434,435,437: Why the change from tuples to lists?
Could you discuss briefly what happens in the situation where a user
adds a (currently) unreachable publisher with --no-refresh? (And perhaps
add a test case for it)
On the testing side of things, I don't think I see tests for a) an image
with no publishers and no packages installed or b) an image with no
publishers but packages installed. I think it's probably worth just
checking those two corner cases.
Is it the _follow_redirects bit of sysrepo.py that currently requires
that we have networking available and publishers are reachable? Anything
else?
Just to make sure I understand how this works...
When a user adds a publisher or an origin to an existing publisher, that
refreshes/restarts the sysrepo service. When it starts the next time, it
will look at the cached information. realize it's out of date since the
publisher or origin isn't in the cached info, and revert to existing
behavior?
I think though, when a user removes a publisher or origin, after the
restart/refresh, the sysrepo will continue using the previously cached
data? Have I missed something? If I haven't this seems like a problem
since the NGZ would have access to an origin/publisher that it
shouldn't, and perhaps worse, would still have that publisher configured
as a system publisher... In the bug, there's a mention of comparing
creation or modification times, I think that might work to fix this issue?
I have a couple of other concerns, though I'm not sure how major they are...
Is it possible to have the sysrepo use the cache as a fallback if
publishers aren't reachable? That seems like it might be the safer route.

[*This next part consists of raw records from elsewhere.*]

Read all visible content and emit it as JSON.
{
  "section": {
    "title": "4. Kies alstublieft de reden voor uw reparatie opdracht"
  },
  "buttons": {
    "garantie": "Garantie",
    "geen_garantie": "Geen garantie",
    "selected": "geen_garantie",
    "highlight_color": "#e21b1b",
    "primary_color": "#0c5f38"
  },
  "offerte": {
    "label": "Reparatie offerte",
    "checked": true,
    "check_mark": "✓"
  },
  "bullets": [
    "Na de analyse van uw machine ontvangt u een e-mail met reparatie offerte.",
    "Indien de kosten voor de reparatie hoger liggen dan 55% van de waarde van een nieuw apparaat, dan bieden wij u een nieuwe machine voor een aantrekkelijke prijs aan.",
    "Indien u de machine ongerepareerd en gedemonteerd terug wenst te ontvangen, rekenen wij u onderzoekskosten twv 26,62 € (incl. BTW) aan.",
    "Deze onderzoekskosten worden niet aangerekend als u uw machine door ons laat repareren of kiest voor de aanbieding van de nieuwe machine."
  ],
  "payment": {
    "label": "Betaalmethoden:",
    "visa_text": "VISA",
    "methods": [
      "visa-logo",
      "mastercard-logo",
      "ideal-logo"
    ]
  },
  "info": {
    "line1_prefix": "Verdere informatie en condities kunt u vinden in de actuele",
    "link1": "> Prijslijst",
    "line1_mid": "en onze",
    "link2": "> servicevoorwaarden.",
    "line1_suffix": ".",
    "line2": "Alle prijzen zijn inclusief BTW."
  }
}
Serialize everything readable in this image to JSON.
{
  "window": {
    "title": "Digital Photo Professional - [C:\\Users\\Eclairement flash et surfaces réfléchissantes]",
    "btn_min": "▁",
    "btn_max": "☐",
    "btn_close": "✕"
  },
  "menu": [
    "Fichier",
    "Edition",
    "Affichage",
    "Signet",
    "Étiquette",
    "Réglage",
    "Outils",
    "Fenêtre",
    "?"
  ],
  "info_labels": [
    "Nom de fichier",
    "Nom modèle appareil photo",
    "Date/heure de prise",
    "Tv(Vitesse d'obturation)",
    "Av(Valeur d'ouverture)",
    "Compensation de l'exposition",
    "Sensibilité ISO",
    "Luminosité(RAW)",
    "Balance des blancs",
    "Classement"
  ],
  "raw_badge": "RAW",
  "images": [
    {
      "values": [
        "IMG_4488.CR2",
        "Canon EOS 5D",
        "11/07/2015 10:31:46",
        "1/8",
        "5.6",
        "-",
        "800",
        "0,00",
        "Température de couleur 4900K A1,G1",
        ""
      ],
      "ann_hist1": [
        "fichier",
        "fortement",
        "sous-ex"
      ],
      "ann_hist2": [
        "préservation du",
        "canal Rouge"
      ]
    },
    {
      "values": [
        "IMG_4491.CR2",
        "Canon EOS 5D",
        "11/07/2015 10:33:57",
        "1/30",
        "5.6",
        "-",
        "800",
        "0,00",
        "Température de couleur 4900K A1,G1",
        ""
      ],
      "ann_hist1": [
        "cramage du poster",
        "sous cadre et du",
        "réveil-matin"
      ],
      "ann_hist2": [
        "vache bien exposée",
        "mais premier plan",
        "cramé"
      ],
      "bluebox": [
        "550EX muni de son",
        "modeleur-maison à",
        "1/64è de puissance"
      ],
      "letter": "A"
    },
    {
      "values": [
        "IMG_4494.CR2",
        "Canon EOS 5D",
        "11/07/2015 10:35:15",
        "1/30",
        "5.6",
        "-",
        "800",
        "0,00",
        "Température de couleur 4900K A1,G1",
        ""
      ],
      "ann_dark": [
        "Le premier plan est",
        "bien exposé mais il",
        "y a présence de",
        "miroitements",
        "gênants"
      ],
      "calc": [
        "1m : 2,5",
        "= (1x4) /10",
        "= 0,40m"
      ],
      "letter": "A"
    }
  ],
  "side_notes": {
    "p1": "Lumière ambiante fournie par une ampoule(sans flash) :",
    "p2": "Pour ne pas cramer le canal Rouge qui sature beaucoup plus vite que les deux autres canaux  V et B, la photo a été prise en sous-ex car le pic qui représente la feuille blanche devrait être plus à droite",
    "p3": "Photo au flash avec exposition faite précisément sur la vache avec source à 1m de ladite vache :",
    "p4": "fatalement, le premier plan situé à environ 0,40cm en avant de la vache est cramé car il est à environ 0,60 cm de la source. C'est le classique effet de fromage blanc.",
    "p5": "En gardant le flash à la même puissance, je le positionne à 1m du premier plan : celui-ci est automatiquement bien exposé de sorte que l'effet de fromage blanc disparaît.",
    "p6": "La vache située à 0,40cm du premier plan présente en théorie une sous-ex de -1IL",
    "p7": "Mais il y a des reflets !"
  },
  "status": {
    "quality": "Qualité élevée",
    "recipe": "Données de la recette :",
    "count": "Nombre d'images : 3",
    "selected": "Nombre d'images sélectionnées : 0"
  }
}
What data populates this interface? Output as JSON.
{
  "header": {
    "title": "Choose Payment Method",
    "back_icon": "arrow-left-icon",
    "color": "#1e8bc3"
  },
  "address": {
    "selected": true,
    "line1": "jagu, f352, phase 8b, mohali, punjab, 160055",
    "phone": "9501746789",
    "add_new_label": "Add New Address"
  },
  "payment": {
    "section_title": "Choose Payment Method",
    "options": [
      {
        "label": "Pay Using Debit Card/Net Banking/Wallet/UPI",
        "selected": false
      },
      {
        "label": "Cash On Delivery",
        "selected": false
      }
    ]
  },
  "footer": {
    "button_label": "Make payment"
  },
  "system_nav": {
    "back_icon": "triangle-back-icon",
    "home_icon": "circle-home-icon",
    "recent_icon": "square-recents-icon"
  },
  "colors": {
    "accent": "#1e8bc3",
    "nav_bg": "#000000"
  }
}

If I'm reading the code right, if a server changes it server-side
redirections, the sysrepo would never pick up on that change and
wouldn't provide the right set of redirects in its configuration,
leading to transport errors. While I think that could happen now, at
least if sysrepo was restarted/refreshed, it would pick up on the new
redirects, with this, it seems like it would take a publisher change by
the user to cause it to pick up the new redirects.
Perhaps we could start up immediately with the cached info then
periodically after revalidate the redirects?